Coalition talks underway
Ennahdha appears to have already begun that process of coalition formation, even before full results had been announced by the country’s independent election commission.
In an interview with Al Jazeera on Tuesday, Fouad Baly, a leading member of the centre-left party Ettakatol, confirmed that talks were under way with Ennahda.
“It is clear that the largest parties in the constituent assembly must speak amongst themselves to help take this country forward,” Baly told Al Jazeera.
“Mustapha Ben Jaafar [Ettakatol’s general secretary] is a man of consensus, and wants all the political forces in this country to unite to work together.”
He did not give details of the negotiations that, he said, had begun after election day on Sunday.
Ennahdha had claimed victory in the election at a news conference at its headquarters in Tunis, the Tunisian capital, on Monday.
The leaders of two leftist parties, the Congress Party for the Republic (CPR) and Ettakatol, said they were fighting for second place, while the leader of the centre-left Progressive Democratic Party (PDP) conceded defeat.
“Ennahdha is certainly the majority, but there are two other democratic entities, Ettakatol and the CPR, who were weak at the start but now find themselves in the position to contribute to political life and usher a rational modernity in this Arab-Muslim country,” Khalil Zaouia, Ettakatol’s number two, said.

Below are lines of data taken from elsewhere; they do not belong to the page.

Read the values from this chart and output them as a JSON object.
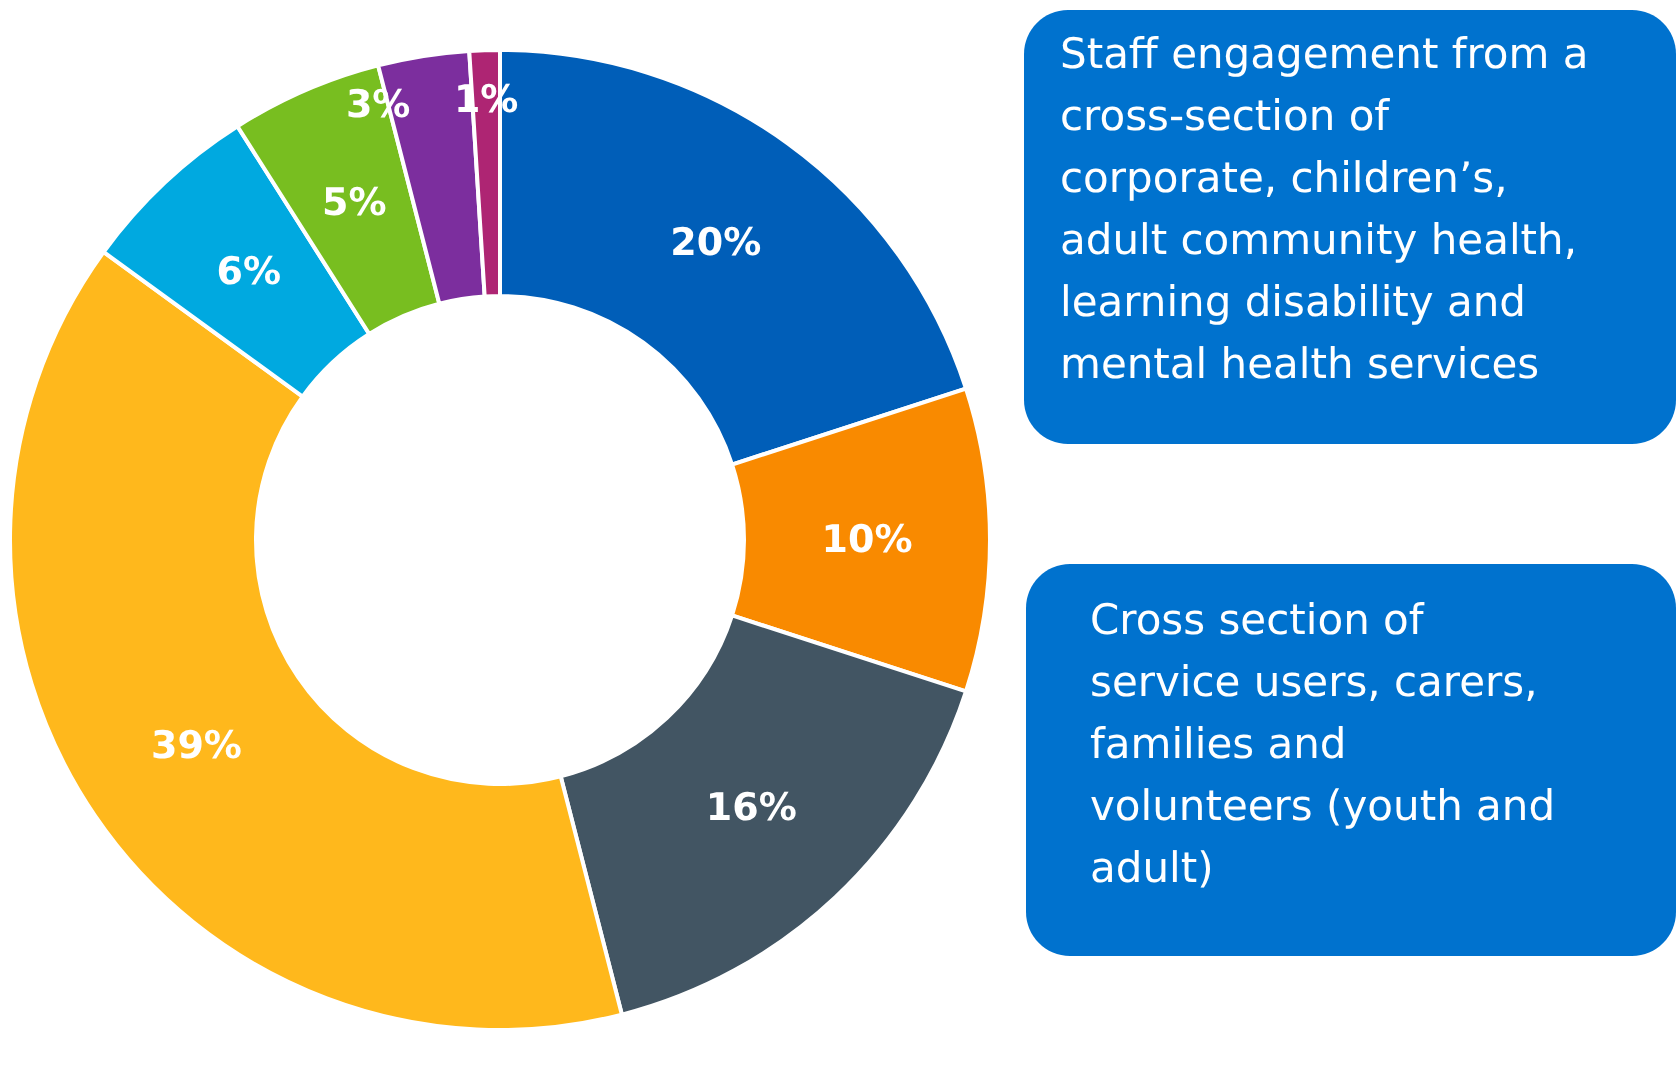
{
  "chart_data": {
    "type": "donut",
    "categories": [
      null,
      null,
      null,
      null,
      null,
      null,
      null,
      null
    ],
    "values": [
      20,
      10,
      16,
      39,
      6,
      5,
      3,
      1
    ],
    "colors": [
      "#005eb8",
      "#f98a00",
      "#425563",
      "#ffb81c",
      "#00a9e0",
      "#78be20",
      "#7c2e9e",
      "#ae2573"
    ],
    "value_labels": [
      "20%",
      "10%",
      "16%",
      "39%",
      "6%",
      "5%",
      "3%",
      "1%"
    ],
    "annotations": [
      "Staff engagement from a cross-section of corporate, children’s, adult community health, learning disability and mental health services",
      "Cross section of service users, carers, families and volunteers (youth and adult)"
    ]
  }
}
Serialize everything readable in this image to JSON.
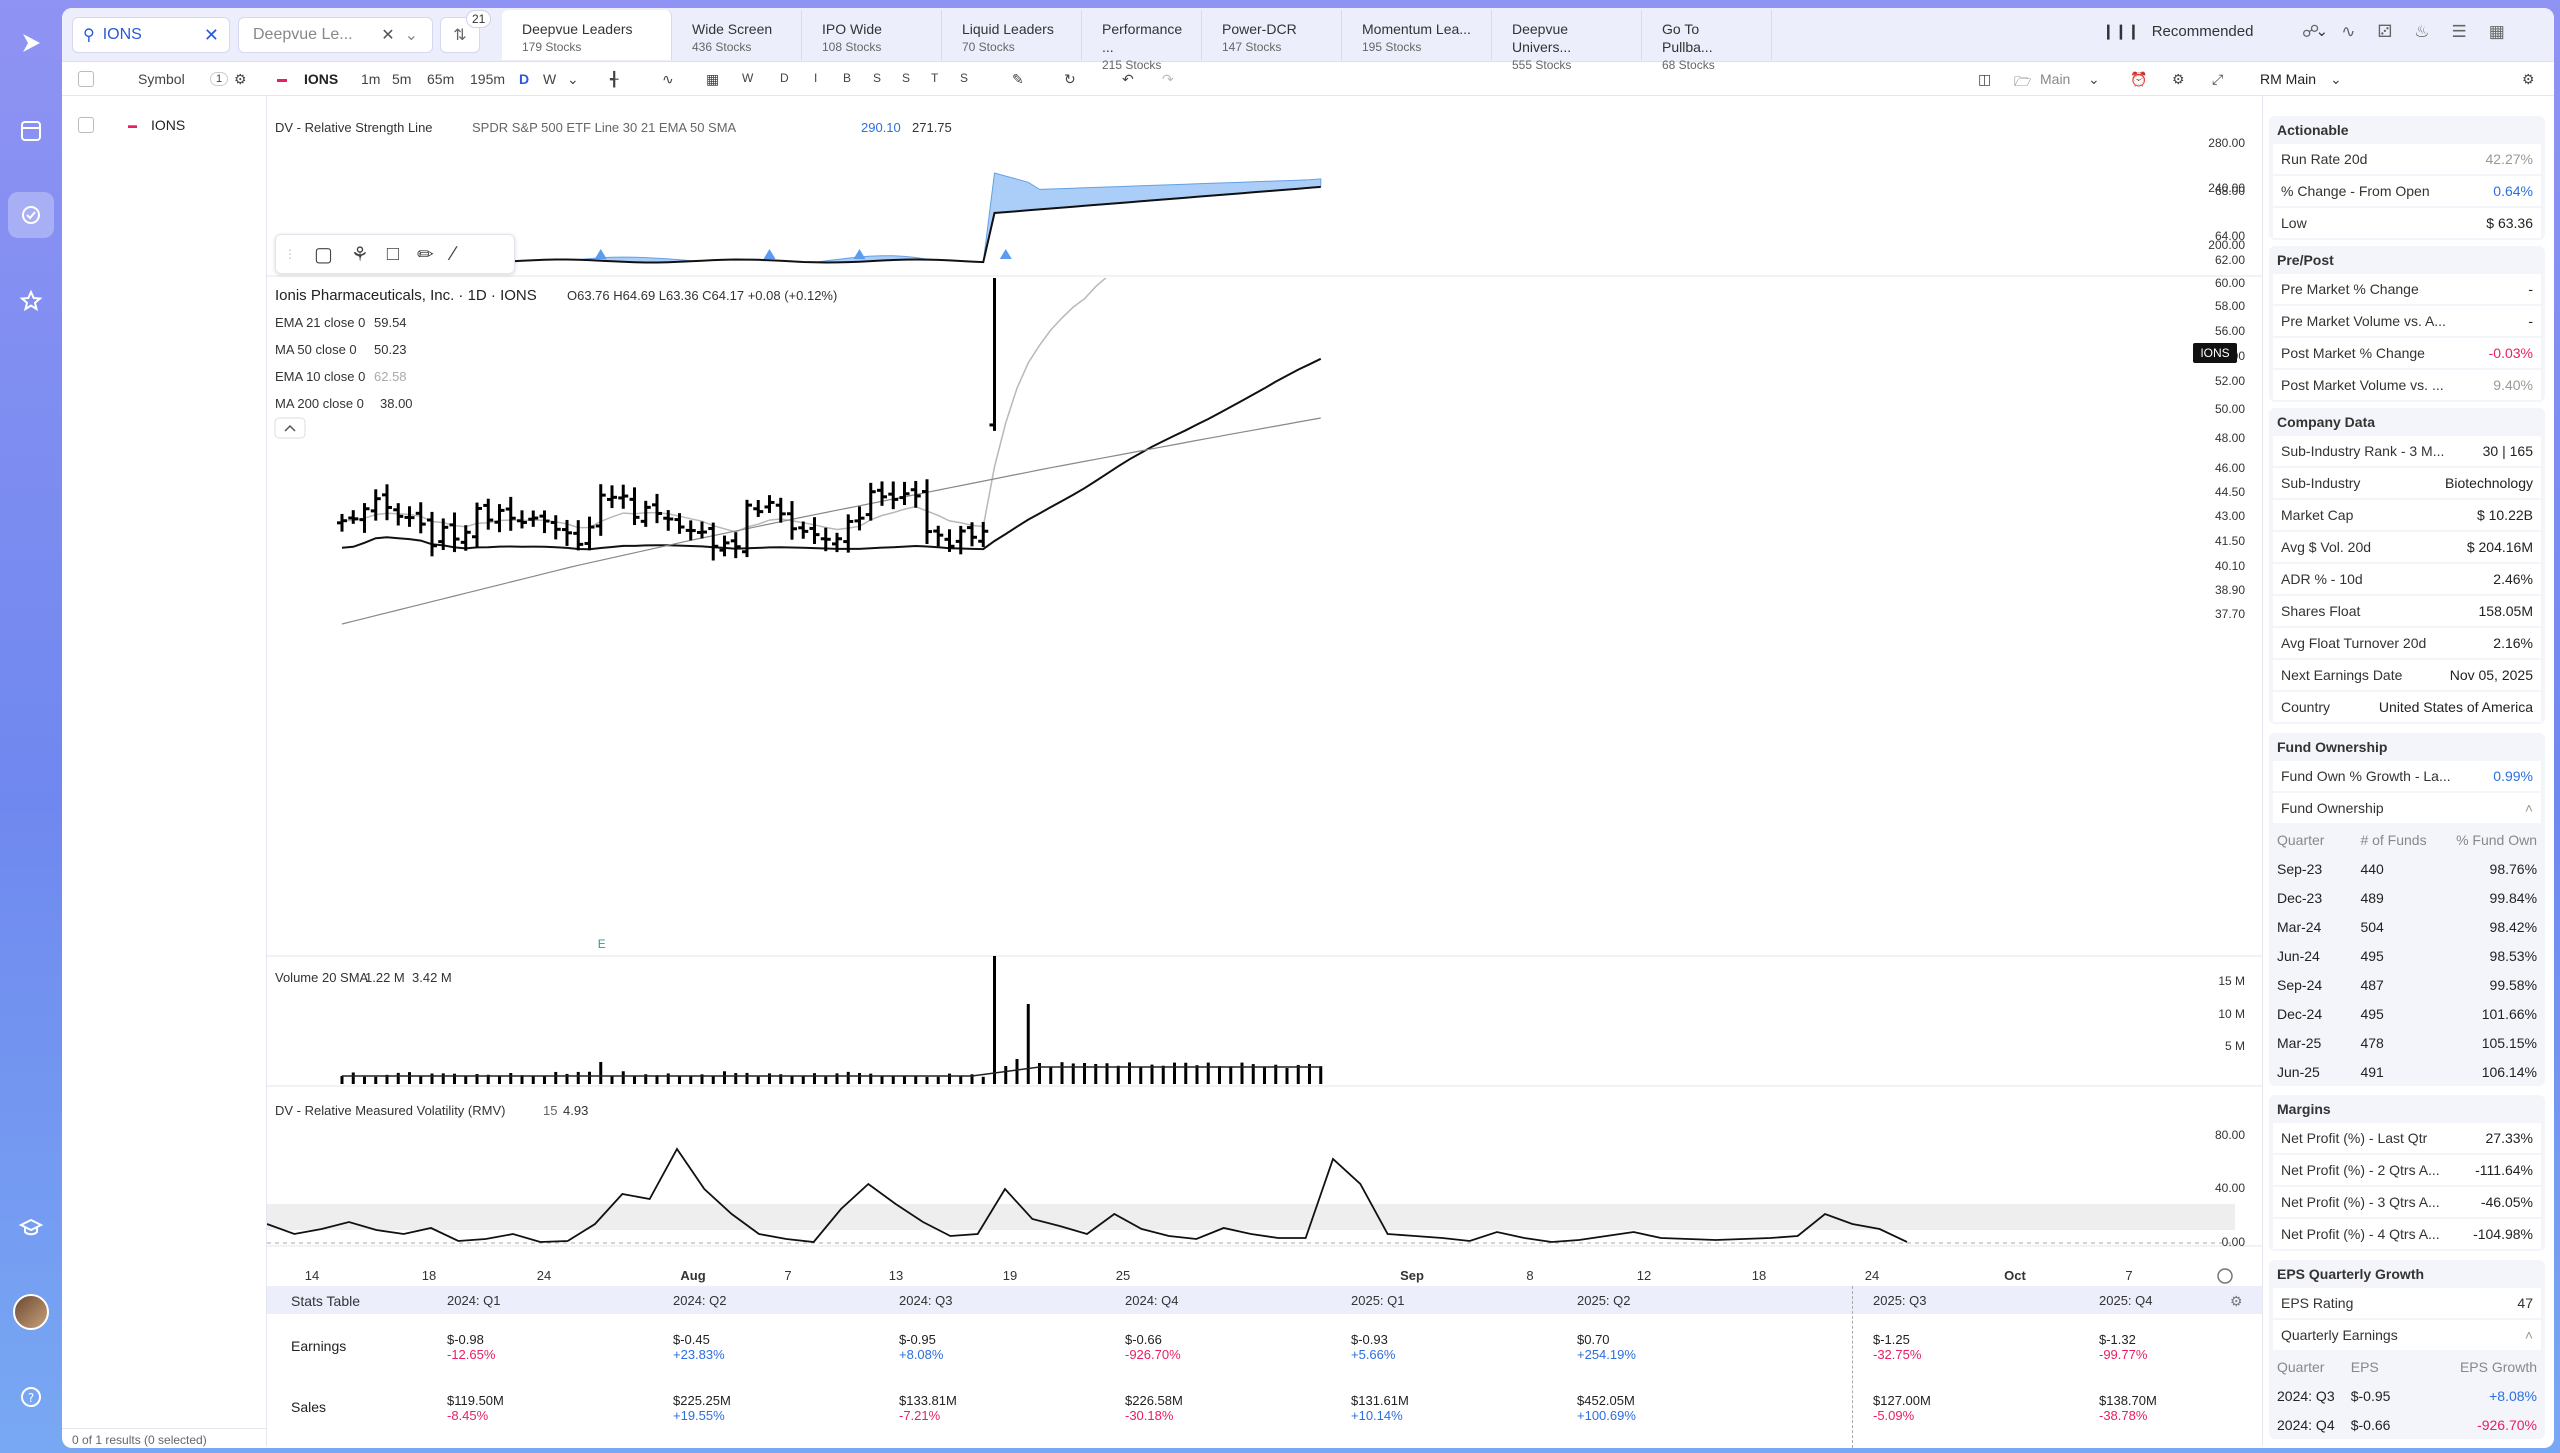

Late on Monday, the Reuters news agency, citing senior al-Nahda official Ali Larayd, reported that al-Nahda was considering forming a coalition with both Ettakatol and the CPR.
Al Jazeera’s Nazanine Moshiri reports from Tunis
Ennahdha has not competed in an election since 1989, when former president Zine El Abidine Ben Ali allowed individual candidates from the party to participate before allegedly tampering with the results.
The independent ISIE was created early in the year after Ben Ali was forced from power by a popular uprising.
In the space of a few months, it has written new electoral rules and created electoral lists from scratch, but delivering conclusive results could prove to be its biggest challenge for the ISIE, with some demanding investigations into allegations of election irregularities.
The newly-elected assembly will rewrite the constitution and also choose a new interim government and set dates for parliamentary and presidential elections.
Boubaker Bethabet, the ISIE secretary-general, said 90 per cent of the estimated 4.1 million citizens who had voluntarily registered before the poll cast their votes. There are approximately 7.5 million Tunisians eligible to vote.